Looking at the render pass graph that this call sequence creates, the efficiency savings are clear to see when compared to the inefficient example:

Efficient Pipeline 

Each light grey arrow represents some bandwidth saved by a clear or an invalidate, and compared to the inefficient example, there is no wasted memory bandwidth due to unnecessary tile loads or stores.

Multi-Sample Anti-Aliasing

Multi-Sample Anti-Aliasing (MSAA) is a low-cost approach for improving the quality of rendering by reducing the impact of jaggies along the edges of primitives. Jaggies are the result of aliasing due to pixel sampling of geometry.

MSAA is gaining importance on mobile devices due to the proliferation of augmented reality and virtual reality headsets. These headsets effectively make pixels larger because of the lenses scaling the screen to fill the field of vision.

MSAA works by using multiple samples-per-pixel for color and depth during the main rendering process, including storing these in the framebuffer. MSAA then reduces these samples to a single value per pixel once the render is completed. Mali GPUs are optimized for storing 4 samples per pixel, but higher MSAA levels are possible in some of the newer products for some additional performance cost.

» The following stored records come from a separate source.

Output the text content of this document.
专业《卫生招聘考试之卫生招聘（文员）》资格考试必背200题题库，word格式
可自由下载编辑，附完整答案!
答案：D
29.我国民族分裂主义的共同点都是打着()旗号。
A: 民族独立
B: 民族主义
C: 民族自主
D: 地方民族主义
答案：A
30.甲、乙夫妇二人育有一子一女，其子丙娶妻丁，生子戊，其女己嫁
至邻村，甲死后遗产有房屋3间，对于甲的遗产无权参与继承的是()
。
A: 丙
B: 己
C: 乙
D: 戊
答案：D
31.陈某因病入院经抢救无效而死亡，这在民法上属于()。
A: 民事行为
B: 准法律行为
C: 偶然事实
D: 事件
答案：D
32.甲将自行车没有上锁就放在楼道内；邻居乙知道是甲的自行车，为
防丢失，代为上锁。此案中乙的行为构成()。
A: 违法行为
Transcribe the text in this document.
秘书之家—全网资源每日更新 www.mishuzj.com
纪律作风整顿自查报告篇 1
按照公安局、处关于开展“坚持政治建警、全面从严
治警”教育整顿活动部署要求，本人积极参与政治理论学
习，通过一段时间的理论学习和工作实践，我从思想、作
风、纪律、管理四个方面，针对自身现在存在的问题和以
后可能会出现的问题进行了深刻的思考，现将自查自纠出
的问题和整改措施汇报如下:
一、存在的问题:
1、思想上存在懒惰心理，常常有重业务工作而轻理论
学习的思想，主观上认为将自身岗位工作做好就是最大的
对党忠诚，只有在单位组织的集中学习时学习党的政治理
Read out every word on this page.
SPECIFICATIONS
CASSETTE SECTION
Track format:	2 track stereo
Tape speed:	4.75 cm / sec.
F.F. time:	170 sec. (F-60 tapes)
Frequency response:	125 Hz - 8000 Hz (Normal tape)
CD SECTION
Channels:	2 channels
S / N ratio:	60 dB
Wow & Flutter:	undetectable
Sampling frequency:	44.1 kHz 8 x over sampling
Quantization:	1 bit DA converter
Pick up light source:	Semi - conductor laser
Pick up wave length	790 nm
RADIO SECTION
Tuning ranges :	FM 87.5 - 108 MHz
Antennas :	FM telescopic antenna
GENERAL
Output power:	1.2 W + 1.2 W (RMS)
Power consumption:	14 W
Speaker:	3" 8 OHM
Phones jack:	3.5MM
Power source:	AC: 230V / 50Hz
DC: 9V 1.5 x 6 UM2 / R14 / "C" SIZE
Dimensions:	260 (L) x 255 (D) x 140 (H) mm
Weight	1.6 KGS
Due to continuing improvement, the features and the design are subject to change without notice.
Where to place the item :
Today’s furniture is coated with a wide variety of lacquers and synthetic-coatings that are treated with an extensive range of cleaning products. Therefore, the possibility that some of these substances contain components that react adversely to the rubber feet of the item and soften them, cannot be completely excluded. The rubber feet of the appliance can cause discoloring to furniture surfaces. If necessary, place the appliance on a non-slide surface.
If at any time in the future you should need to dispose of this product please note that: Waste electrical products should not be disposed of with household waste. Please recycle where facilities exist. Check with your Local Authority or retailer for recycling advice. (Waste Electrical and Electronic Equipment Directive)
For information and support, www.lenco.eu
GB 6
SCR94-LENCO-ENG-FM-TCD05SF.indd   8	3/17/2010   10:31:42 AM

A naive implementation of MSAA requires a sequence call that writes all the additional samples back to DRAM and then reads them back into the GPU where the GPU resolves them to a single value per pixel. This is a very expensive use of limited bandwidth and should therefore be avoided.

If we assume a 1440p panel rendering RGBA8 pixels at 60 FPS, which is a common VR configuration, then the bandwidth cost of these additional samples for 4xMSAA is:

python
bytesPerFrame4x = 2560 * 1440 * 4 * 4
bytesPerFrame1x = 2560 * 1440 * 4 * 1

# Additional 4x bandwidth is doubled because the additional samples
# are written by one pass and then re-read to resolve the final color
bytesPerFrame = ((bytesPerFrame4x * 2) + bytesPerFrame1x)
bytesPerSecond = bytesPerFrame * 60
               = 7.9 GB/s

In general, external DDR bandwidth costs 100mW per GB/s. Therefore, in our example, this overhead uses 790mW of our total 2.5 watt device power budget just to write the framebuffer.

One of the biggest benefits of a tile-based renderer is that the local memory can store all of the additional samples needed for MSAA during the render and resolve those back to a single color before the tile is written, so the bandwidth cost should be the same a single sampled framebuffer:

python
bytesPerFrame1x = 2560 * 1440 * 4 * 1

# All additional 4x bandwidth is kept entirely inside the tile memory
bytesPerSecond = bytesPerFrame1x * 60
               = 884 MB/s

This uses just 88mW of memory power. To benefit from this low-bandwidth inline resolve, the application has to opt-in and take explicit steps to use the technique.

For OpenGL ES, the application should use the [EXT_multisampled_render_to_texture][EXT_msaa] extension. This enables an implicit resolve at the end of a render pass rather than requiring a separate glBlitFramebuffer() resolve render pass.

For Vulkan, the render pass should provide single sampled pResolveAttachments to store the resolved data and set the storeOp for the multi-sampled attachments to VK_ATTACHMENT_STORE_OP_DONT_CARE. For additional efficiency the application can even avoid allocating physical backing memory for transient attachments by allocating the backing memory using VK_MEMORY_PROPERTY_LAZILY_ALLOCATED_BIT and constructing the VkImage with VK_IMAGE_USAGE_TRANSIENT_ATTACHMENT_BIT.

When you correctly keep all of the additional MSAA bandwidth inside the GPU, you can dramatically reduce the system bandwidth impact to just a ninth of that used by the naive implementation. This greatly improves both performance and energy.

Next Steps

In this article we have explored how you can efficiently construct render passes in your applications, regardless of whether you chose to use the Vulkan or OpenGL ES API, as well as how to implement a more efficient rendering pipeline.

Try enabling 4xMSAA on your application on a Mali GPU and test to see both the difference in visual quality, and the associated performance cost for enabling it.